Dion Waiters didn't work for the Cavs, and here's why


Dion Waiters shoots too much, and the Cavaliers were OK with that.
What the Cavs and coach David Blatt wanted was for Waiters to shoot, well, differently.
Now, none of this is meant to indict the Cavs or Waiters, who returns to Cleveland today as a member of the Oklahoma City Thunder (3:30 p.m., ABC). Waiters averaged 13.7 points for the Cavs in two-and-half seasons.
The Cavs thought highly of Waiters when he was here. That's especially true of general manager David Griffin. Everyone in Cleveland wanted Waiters to work -- and that includes Waiters.
But Waiters played for three coaches with the Cavs: Byron Scott, Mike Brown and Blatt, respectively. Each began the season with the idea Waiters would start. Each quickly dispatched that thinking in favor of bringing him off the bench.
Never was it more evident the Cavs really, really, really wanted Waiters to become the starting shooting guard than this season. They felt he'd be the perfect complement to LeBron James, Kevin Love and Kyrie Irving -- with Waiters providing the role of underrated fourth option behind the Big Three. Waiters welcomed the possibility, conducting private workouts with Love and telling everyone that he and Kyrie were "the NBA's best backcourt."
But the Cavs wanted Waiters to sort of turn into a spot-up shooter. That was never his game. So he resisted. And he went back to the bench.
After Waiters' third coach and third return to the bench in three years ... well, it was time for a change, and a change for both Waiters and the Cavs.
Some folks around the league thought Blatt mishandled Waiters, that Blatt encouraged Waiters to shoot freely at the beginning, then later tried to reel him in. Others felt Waiters simply didn't respond well to coaching, regardless of who was on the sidelines.
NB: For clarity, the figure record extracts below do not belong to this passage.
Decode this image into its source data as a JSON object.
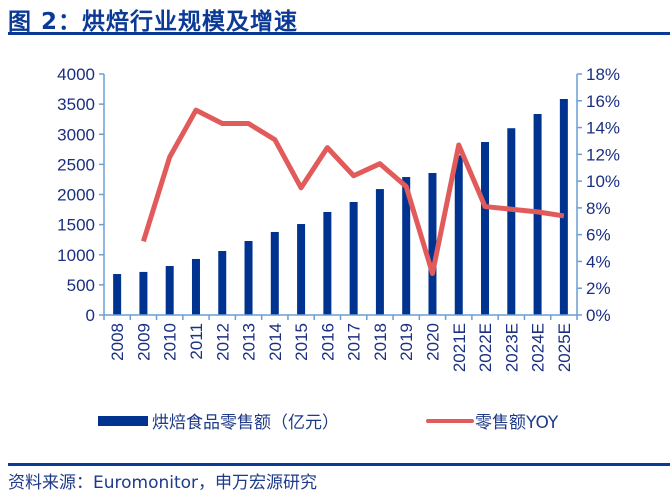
{
  "title": "图 2：烘焙行业规模及增速",
  "source": "资料来源：Euromonitor，申万宏源研究",
  "colors": {
    "bar": "#00338f",
    "line": "#e25b5b",
    "axis": "#6a9fd4",
    "title": "#0b3a96"
  },
  "chart_data": {
    "type": "bar+line",
    "categories": [
      "2008",
      "2009",
      "2010",
      "2011",
      "2012",
      "2013",
      "2014",
      "2015",
      "2016",
      "2017",
      "2018",
      "2019",
      "2020",
      "2021E",
      "2022E",
      "2023E",
      "2024E",
      "2025E"
    ],
    "series": [
      {
        "name": "烘焙食品零售额（亿元）",
        "type": "bar",
        "axis": "left",
        "values": [
          680,
          715,
          813,
          930,
          1062,
          1228,
          1378,
          1510,
          1710,
          1876,
          2090,
          2290,
          2357,
          2650,
          2871,
          3100,
          3336,
          3585
        ]
      },
      {
        "name": "零售额YOY",
        "type": "line",
        "axis": "right",
        "values": [
          null,
          5.5,
          11.8,
          15.3,
          14.3,
          14.3,
          13.1,
          9.5,
          12.5,
          10.4,
          11.3,
          9.6,
          3.1,
          12.7,
          8.1,
          7.9,
          7.7,
          7.4
        ]
      }
    ],
    "left_axis": {
      "ylim": [
        0,
        4000
      ],
      "ticks": [
        "0",
        "500",
        "1000",
        "1500",
        "2000",
        "2500",
        "3000",
        "3500",
        "4000"
      ]
    },
    "right_axis": {
      "ylim": [
        0,
        18
      ],
      "ticks": [
        "0%",
        "2%",
        "4%",
        "6%",
        "8%",
        "10%",
        "12%",
        "14%",
        "16%",
        "18%"
      ]
    },
    "grid": false,
    "legend": "bottom"
  }
}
Either way, anyone who watches J.R. Smith with the Cavs can see what the Cavs wanted Waiters to become. Smith probably shoots too much, too. And like Waiters, the Cavs are OK with it. In fact, what Smith has offered (explosive spot-up shooting) is what Blatt wanted from Waiters all along.
Still, the Cavs wanted Waiters to work. But after three coaches in three years, it's obvious it just wasn't going to happen.
Cordial Dion
Waiters was always one of my favorite players to cover. I think a lot of reporters would say the same. He's open, honest and doesn't just feed NBA fans the typical run-of-the-mill basketball jargon.
Last season, a national media outlet reported Waiters told friends "he wanted traded" from the Cavs. Less than an hour later, News-Herald beat writer Bob Finnan and I were standing in the dressing room, and Waiters was at his locker. We looked at Waiters. We looked at each other. We shrugged and approached him.
We asked if the story was true. We wondered if he really wanted out.
Waiters seemed really glad someone mentioned it.
"Man, I don't want to go nowhere," he said. "I was taking a nap and people started texting me and woke me up. I didn't know anything about that story. I don't want to be traded. I love it here."
He then went on and on about how he had just bought a pool table and wouldn't want to move it, how he felt that the team was starting to gel.
But a little more than a year later, Waiters is gone. He is a key part of the Thunder, expected to assist Kevin Durant and Russell Westbrook in the scoring department -- and you guessed it, while coming off the bench.
So far, the results are mixed, with Waiters averaging 11.4 points in eight games, but also shooting a career-low 39.8 percent from the field.
Waiters may become a really good player in this league. He's pretty good now, actually. But the Cavs wanted a spot-up shooter, and Waiters was never that guy. He never will be. It's not his game.
But if nothing else, the Cavs can thank Waiters for delivering the spot-shooter they needed.